Clues About Who Will Get Long COVID
(Inside Science) -- A significant proportion of people who contract COVID-19 -- around one-third, according to most estimates -- will go on to experience symptoms that can linger for months. Little is known about this post-acute COVID-19 syndrome (PACS), more commonly known as “long COVID,” but one group of researchers has discovered a simple blood test that, when combined with other factors, could help to predict who is most at risk.
Long COVID is defined as any symptom that lasts for more than four weeks after a confirmed infection. It can vary widely, but some of the most common lasting symptoms are pain, fatigue, problems with memory and concentration, difficulty breathing, and a persistent cough. A variety of explanations have been suggested, including a lingering infection, a deconditioning of respiratory muscles, and immune dysfunction, but the cause remains unknown. And while long COVID mostly seems to affect people who had a more severe initial infection, those who had only mild cases can also experience extended symptoms.
Onur Boyman, an immunologist at the University of Zurich in Switzerland, and his colleagues are one of the many teams around the world trying to get to the bottom of this mystery. “We want to know who will be affected, and why,” he said.
Having reliable biomarkers that can help predict the risk of long COVID would be very useful said Manali Mukherjee, who studies lung disease at McMaster University in Hamilton, Canada, and who has been struggling with long COVID herself for more than a year. Even though no specific treatments exist, biomarkers could help doctors understand the disease better and offer patients more answers. “There are lots of people with long symptoms and the medical community has no answers for them,” she said. “That confusion leads to massive social impact in terms of anxiety and mistrust of medicine.”
Boyman’s team followed a group of more than 100 COVID-19 patients for a year, to track who went on to have long-lasting symptoms. They found that people with long COVID were generally older, had a more severe initial infection, showed five or more symptoms during their initial infection, were more likely to have been hospitalized, and were more likely to have a history of lung disease, particularly asthma -- all similar to other studies of the syndrome. But they also looked at antibody levels in the patients’ blood and found that two particular kinds of antibodies -- known as IgM and IgG3 -- also seemed to be involved. People with lower levels of these subsets of antibodies after their initial COVID-19 infection were at higher risk of developing long COVID.
When the antibody data was combined with the other factors the team identified, they were able to predict who would go on to have long COVID with about 63% accuracy in another group of almost 400 patients. Among hospitalized patients it was even more effective, rising to more than 90% accuracy. “It appears to be a very useful score for predicting PACS, particularly in those who were hospitalized,” said Boyman. The work was published today in the journal Nature Communications.
Konstantinos Tselios, a rheumatologist at McMaster who is working with Mukherjee on research into long COVID, says it makes sense that those particular kinds of antibodies would be involved. Other studies have shown that COVID-19 patients with higher levels of IgG3 have lower levels of the virus and less severe disease, for example. And while IgM and IgG3 make up just 12% of the pool of antibodies in the body, they are responsible for 80% of our defense against the virus that causes COVID-19, known as SARS-CoV-2. “These antibodies seem to be really significant,” he said. “If you don’t have enough of them not only will you have a worse case of COVID, but also a higher risk of long COVID.”
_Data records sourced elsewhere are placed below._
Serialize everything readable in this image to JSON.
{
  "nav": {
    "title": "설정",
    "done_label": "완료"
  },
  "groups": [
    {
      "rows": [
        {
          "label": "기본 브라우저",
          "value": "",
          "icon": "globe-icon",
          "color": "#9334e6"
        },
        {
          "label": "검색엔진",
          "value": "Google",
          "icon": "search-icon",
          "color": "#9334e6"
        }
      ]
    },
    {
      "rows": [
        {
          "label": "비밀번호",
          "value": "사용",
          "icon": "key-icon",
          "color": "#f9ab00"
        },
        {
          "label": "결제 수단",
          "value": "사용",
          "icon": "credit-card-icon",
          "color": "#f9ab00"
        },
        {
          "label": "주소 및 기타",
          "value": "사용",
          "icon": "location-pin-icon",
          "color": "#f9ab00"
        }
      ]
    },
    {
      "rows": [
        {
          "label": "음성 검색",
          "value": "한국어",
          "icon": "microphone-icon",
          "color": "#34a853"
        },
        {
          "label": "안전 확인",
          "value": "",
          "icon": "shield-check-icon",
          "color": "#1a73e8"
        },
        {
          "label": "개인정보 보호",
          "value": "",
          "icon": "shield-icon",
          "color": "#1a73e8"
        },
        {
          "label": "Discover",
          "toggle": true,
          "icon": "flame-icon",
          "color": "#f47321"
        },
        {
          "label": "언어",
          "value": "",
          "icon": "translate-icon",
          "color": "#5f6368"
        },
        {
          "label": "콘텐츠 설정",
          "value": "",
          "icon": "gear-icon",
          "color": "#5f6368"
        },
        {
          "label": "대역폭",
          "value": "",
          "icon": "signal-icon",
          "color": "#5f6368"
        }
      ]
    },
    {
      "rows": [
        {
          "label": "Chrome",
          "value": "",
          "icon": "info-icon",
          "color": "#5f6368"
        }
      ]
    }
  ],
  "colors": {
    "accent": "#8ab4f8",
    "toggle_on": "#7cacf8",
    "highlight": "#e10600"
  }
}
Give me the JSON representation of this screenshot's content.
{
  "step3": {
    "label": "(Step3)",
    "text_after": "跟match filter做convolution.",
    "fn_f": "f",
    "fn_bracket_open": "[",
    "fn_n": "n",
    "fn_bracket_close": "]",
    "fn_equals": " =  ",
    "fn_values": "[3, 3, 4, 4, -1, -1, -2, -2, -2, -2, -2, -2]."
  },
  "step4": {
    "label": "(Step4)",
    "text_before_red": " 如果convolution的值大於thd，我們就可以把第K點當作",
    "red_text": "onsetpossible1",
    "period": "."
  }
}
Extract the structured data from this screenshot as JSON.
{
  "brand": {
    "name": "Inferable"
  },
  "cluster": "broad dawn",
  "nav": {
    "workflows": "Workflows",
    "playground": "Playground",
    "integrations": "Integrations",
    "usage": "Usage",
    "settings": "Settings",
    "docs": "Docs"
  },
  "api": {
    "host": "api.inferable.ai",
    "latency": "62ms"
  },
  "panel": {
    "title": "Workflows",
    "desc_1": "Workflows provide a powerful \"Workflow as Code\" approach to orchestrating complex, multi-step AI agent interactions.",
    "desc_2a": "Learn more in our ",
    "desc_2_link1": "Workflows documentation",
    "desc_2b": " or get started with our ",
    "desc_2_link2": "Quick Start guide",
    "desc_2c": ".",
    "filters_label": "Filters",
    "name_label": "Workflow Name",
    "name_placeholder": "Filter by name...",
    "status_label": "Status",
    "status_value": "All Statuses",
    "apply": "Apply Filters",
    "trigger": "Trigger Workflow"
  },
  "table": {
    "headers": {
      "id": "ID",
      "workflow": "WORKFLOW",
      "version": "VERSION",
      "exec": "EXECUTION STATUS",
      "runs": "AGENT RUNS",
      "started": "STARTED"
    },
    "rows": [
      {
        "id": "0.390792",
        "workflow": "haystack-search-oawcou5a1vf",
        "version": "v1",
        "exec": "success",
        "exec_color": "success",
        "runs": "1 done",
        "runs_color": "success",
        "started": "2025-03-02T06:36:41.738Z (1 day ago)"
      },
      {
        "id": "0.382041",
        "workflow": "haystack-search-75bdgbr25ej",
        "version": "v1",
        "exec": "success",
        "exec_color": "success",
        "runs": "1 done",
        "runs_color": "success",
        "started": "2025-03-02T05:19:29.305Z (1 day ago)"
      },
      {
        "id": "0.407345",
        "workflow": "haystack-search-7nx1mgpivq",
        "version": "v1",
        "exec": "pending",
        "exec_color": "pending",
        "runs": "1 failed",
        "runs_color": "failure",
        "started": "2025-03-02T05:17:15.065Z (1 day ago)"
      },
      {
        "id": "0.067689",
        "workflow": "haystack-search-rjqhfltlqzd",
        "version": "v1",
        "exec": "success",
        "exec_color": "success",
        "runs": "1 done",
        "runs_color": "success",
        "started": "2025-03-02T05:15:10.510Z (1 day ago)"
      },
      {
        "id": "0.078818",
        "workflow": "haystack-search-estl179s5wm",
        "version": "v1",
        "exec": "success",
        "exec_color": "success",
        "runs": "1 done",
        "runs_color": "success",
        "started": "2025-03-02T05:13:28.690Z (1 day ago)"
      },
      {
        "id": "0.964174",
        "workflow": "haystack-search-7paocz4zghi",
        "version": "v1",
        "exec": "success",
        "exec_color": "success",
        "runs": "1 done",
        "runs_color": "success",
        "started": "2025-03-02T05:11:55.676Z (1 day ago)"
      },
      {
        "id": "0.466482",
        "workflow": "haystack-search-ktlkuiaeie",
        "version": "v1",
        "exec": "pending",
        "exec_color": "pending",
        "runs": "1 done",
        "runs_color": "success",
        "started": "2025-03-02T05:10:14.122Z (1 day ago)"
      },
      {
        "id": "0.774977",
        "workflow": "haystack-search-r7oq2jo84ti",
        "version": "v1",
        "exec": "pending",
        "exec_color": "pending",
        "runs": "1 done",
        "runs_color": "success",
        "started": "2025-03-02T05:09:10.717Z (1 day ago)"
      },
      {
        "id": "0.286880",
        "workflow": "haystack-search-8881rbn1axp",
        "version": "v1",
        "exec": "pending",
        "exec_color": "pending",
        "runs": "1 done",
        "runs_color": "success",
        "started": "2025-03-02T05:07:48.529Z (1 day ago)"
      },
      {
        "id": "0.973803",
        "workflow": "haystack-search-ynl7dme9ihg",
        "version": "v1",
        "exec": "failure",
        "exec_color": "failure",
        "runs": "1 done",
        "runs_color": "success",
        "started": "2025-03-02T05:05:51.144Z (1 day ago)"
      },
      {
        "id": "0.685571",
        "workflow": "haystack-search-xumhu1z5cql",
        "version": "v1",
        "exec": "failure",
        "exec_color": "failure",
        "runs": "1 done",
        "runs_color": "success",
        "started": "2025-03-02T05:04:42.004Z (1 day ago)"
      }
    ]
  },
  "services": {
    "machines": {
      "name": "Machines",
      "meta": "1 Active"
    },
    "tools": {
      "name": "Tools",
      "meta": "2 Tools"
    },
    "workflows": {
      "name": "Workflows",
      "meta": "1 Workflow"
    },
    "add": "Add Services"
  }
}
The fact that these antibodies can be measured with a simple blood test that is widely available would make them a highly useful biomarker, Tselios added. But both he and Mukherjee want to see the research confirmed with larger and more diverse groups of patients before it is put into clinical practice. Tselios would also like to see a clearer cutoff in how a low level of the antibodies is defined, while Mukherjee wants to know more about the mechanism that links antibody levels to long COVID.
Boyman said he and his colleagues have already started using the biomarkers with their own patients to help predict their risk of long COVID, or to see if those who already have it also have the antibody signature. And they have created a website with a calculator in which doctors can enter a patient’s information, and it will give a risk prediction based on the team’s model. “These are estimates, that don’t replace clinicians’ own judgement,” he said. “But it is good to have a guide to the risk.”